その時、足の太ももあたりに硬いものがあたった。

「・・・これって、”落ちた私、いたウサギ”・・・だわ。」

「え?何、テリーヌ。見つけたの?」

手に取った、ソレは古ぼけた、小さいころ愛読していた絵本だった。

その本は、ある少女が落ちた先は動物がたくさんいて、その中でも特にウサギが気になるんだ。そしてそのウサギがある日、1冊のノートを少女に渡して。
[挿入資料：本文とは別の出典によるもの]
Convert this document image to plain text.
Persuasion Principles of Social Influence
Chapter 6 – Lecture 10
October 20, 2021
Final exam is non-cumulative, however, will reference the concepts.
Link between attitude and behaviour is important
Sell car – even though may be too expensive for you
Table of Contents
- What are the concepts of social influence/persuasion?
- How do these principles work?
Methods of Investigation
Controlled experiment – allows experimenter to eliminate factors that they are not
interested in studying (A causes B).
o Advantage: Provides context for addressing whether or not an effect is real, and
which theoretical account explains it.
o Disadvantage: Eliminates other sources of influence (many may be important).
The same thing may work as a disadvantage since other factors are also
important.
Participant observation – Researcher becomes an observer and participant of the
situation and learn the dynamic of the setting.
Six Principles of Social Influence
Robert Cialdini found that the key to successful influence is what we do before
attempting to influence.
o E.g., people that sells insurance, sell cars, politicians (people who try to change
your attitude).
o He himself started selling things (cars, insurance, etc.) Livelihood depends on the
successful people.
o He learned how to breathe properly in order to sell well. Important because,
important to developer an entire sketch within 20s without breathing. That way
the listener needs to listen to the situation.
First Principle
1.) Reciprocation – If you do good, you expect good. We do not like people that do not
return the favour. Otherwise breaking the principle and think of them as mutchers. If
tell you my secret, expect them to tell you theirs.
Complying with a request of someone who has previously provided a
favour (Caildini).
帰るか、帰らないか。

聞かれるんだけど、少女は結局帰ってしまうの。

少女は、ウサギの事はすっかり忘れて遊びまわるんだけど、ウサギはその少女の事が忘れられなくて。

・・・そういう、理不尽な話。

このウサギが可哀そうで可哀そうで、何度も読んでは胸を痛くしたっけな。

絵本にしては暗い話だったけど、この話が一番好きだった・・・。

「・・・テリーヌ?もう良い?夕食なんだけど。」

「うん、もう、いい。」

立ち上がる。

ほんの数時間ほどの、あっちの世界。私が、あの”少女”。

だったら、私が話を変えてしまうこともできるんじゃないの?できるんじゃ・・・。

私は唇を噛み、大きく目を開いた。


あっちの世界・・・今度、いつ行こうかしら?・・・また、ウサギにあえるかな・・・。